Je ne lis pas beaucoup le journal, il prend chaque jour du retard. Je préfère le relire après coup pour comprendre une époque, écouter une langue, reconstituer un paysage.
Se plonger dans les archives du Journal d’Yverdon, c’est comme faire une coupe de la ville et lire ses transformations dans l’épaisseur du temps. L’un des personnages principaux évoqué par le Journal d’Yverdon (ou Feuille d’Avis, ou Journal du Nord vaudois), c’est l’entreprise Paillard. La construction des usines, les récits des matchs de foot du Hermès FC, les soirées du personnel, les licenciements, les annonces (« Paillard engagerait une excellente sténo-dactylo »), les batailles entre direction et syndicats, c’est dans le Journal d’Yverdon qu’on peut les lire.

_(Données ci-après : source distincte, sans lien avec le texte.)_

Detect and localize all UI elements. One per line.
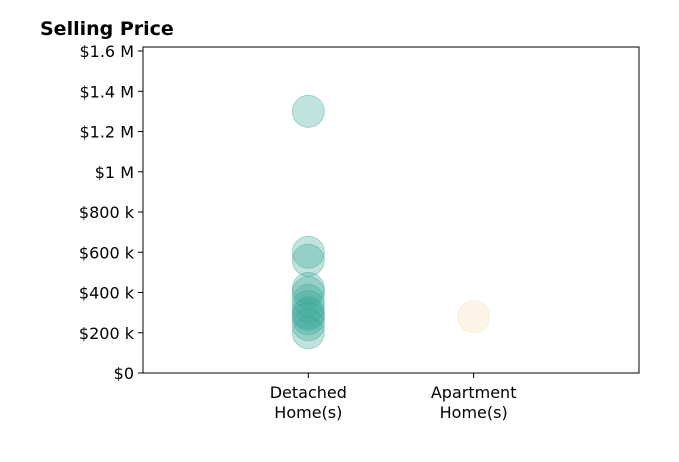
- y-tick-label: $200 k: [79, 324, 135, 343]
- data-point: [291, 296, 325, 330]
- data-points: [291, 94, 491, 350]
- data-point: [291, 276, 325, 310]
- data-point: [291, 316, 325, 350]
- y-tick-label: $1 M: [95, 163, 134, 182]
- data-point: [291, 298, 325, 332]
- x-axis: Detached Home(s) Apartment Home(s): [270, 373, 517, 422]
- chart-title: Selling Price: [40, 18, 174, 40]
- data-point: [291, 235, 325, 269]
- y-tick-label: $600 k: [79, 243, 135, 262]
- data-point: [291, 271, 325, 305]
- data-point: [291, 94, 325, 128]
- y-tick-label: $800 k: [79, 203, 135, 222]
- data-point: [291, 290, 325, 324]
- y-tick-label: $400 k: [79, 284, 135, 303]
- x-tick-label: Apartment Home(s): [431, 383, 517, 422]
- plot-area-frame: [142, 46, 640, 374]
- y-tick-label: $1.6 M: [79, 42, 134, 61]
- data-point: [291, 243, 325, 277]
- data-point: [291, 308, 325, 342]
- y-axis: $0 $200 k $400 k $600 k $800 k $1 M $1.2 M $1.4…: [79, 42, 143, 383]
- y-tick-label: $0: [114, 364, 134, 383]
- x-tick-label: Detached Home(s): [270, 383, 347, 422]
- data-point: [291, 284, 325, 318]
- y-tick-label: $1.4 M: [79, 82, 134, 101]
- data-point: [291, 302, 325, 336]
- data-point: [457, 300, 491, 334]
- y-tick-label: $1.2 M: [79, 123, 134, 142]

Mon père lui non plus ne lit pas beaucoup le journal, il l’a imprimé durant des années. Les pages défilaient trop vite sur la rotative de l’imprimerie du Journal d’Yverdon pour qu’il ait le temps de les lire. Peu importe ce qui y était écrit, ce qui comptait c’était la trame, le réglage des encres, la taille du tirage, l’ajustement de la plaque, le blanchet, être attentif à ce que la main ne passe pas dans les rouleaux. Lorsque Paillard faisait les gros titres, « Sur le front des grèves chez Paillard SA » , « HPI abandonne sa production à Yverdon », mon père n’imprimait pas encore le journal. Il travaillait sur une machine typographique et imprimait entre autres le papier à en-tête d’Hermes Precisa International qui servirait probablement pour la correspondance avec clients et fournisseurs, les contrats de travail, les lettres de licenciement, la publicité, les fiches de salaire des employé(e)s.
Quand le Journal d’Yverdon a été racheté au début des années 2000 par l’imprimerie Corbaz, puis Corbaz par Edipresse, mon père a été licencié. Si les choses avaient tourné différemment (c’est mon travail d’écrivain de toujours imaginer des possibles), mon père aurait peut-être imprimé ce texte juste avant son départ à la retraite. J’aurais trouvé cela infiniment beau.
Aujourd’hui, des décennies plus tard, d’une autre façon mais toujours en lien avec Hermes Precisa International, un Buffat fait tourner les rouleaux d’une machine à imprimer. C’est notre modeste revanche.
Ce texte de Romain Buffat a été publié le 10 février 2021 dans la Région.